Gianni Infantino hat zu Beginn der Veranstaltung angekündigt, dass es dieses Mal eine etwas andere Auslosung gäbe. Schliesslich seien wir ja in den USA, der Shownation schlechthin. Auf der Bühne standen dann Berühmtheiten, die mein Sportlerherz höherschlagen lassen. Shaquille O’Neal, Tom Brady, Wayne Gretzky – das bringt nur die FIFA zustande. Und dann auch noch Donald Trump.
Ist es wirklich die Aufgabe eines Fussballverbands, einen Friedenspreis zu vergeben? Nimmt sich die FIFA nicht viel zu wichtig?

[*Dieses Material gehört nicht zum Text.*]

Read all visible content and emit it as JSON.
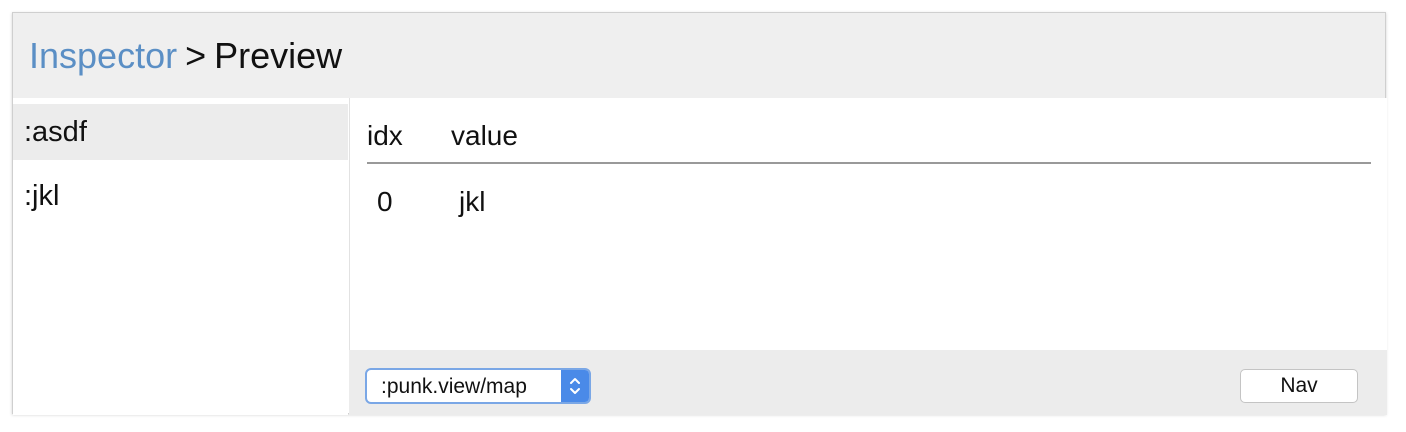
{
  "header": {
    "breadcrumb_link": "Inspector",
    "separator": ">",
    "current": "Preview"
  },
  "sidebar": {
    "items": [
      {
        "label": ":asdf",
        "selected": true
      },
      {
        "label": ":jkl",
        "selected": false
      }
    ]
  },
  "table": {
    "columns": [
      "idx",
      "value"
    ],
    "rows": [
      {
        "idx": "0",
        "value": "jkl"
      }
    ]
  },
  "footer": {
    "view_select_value": ":punk.view/map",
    "nav_button_label": "Nav"
  },
  "colors": {
    "link": "#5b8fc5",
    "select_accent": "#4a8ae8"
  },
  "icons": {
    "select_arrows": "up-down-chevron-icon"
  }
}
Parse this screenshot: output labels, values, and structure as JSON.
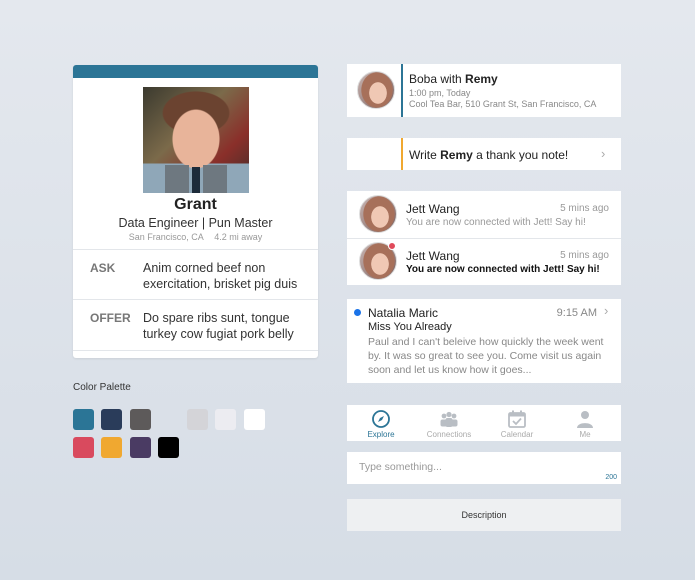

Mit Blick darauf, was sonst auf der Welt gerade passiert, sind das in meinen Augen eher keine Probleme. Aber ich hätte an einer WM-Auslosung auch nicht so viel Politik erwartet.
Die «New York Times» wählte Sie zum schönsten Trainer der EM 2024. Werden Sie nun deswegen in den USA erkannt?
Um das zu erfahren, war die Zeit rund um die Auslosung zu kurz. Wir sind jedenfalls nicht ausgegangen. Worauf wollen Sie eigentlich hinaus?
Letztlich darauf, welchen Stellenwert der Fussball in den USA geniesst. Ob Sie glauben, dass er jemals aus dem Schatten der Platzhirsche Football, Basketball, Baseball und Eishockey kommen wird.
Meine Erfahrung beschränkt sich auf unsere US-Reise mit der Nati im vergangenen Sommer, danach bin ich mit dem Staff noch weiter an die Klub-WM gereist. Die Menschen können mit Fussball eher wenig anfangen, weil er für sie nicht greifbar ist. Nehmen wir American Football, mit Abstand die Nummer 1: Diese Sportart ist berechenbar, basiert auf Daten, ist für jeden einfach verständlich, und es passiert dauernd etwas. Ein Fussballspiel endet auch mal 0:0, es kann Aussenstehende langweilen und ich glaube, genau das widerstrebt den Amis. Sie zelebrieren den Sport, bauen 24 Stunden vor Spielbeginn vor dem Stadion den Grill auf und wollen einfach unterhalten werden.
Befürchten Sie leere Tribünen wie an der Klub-WM? Anders gefragt: Warum soll der Amerikaner für Schweiz-Katar ins Stadion?
Der Hype auf die WM scheint riesig zu sein, gemäss der FIFA wurden schon über zwei Millionen Tickets verkauft.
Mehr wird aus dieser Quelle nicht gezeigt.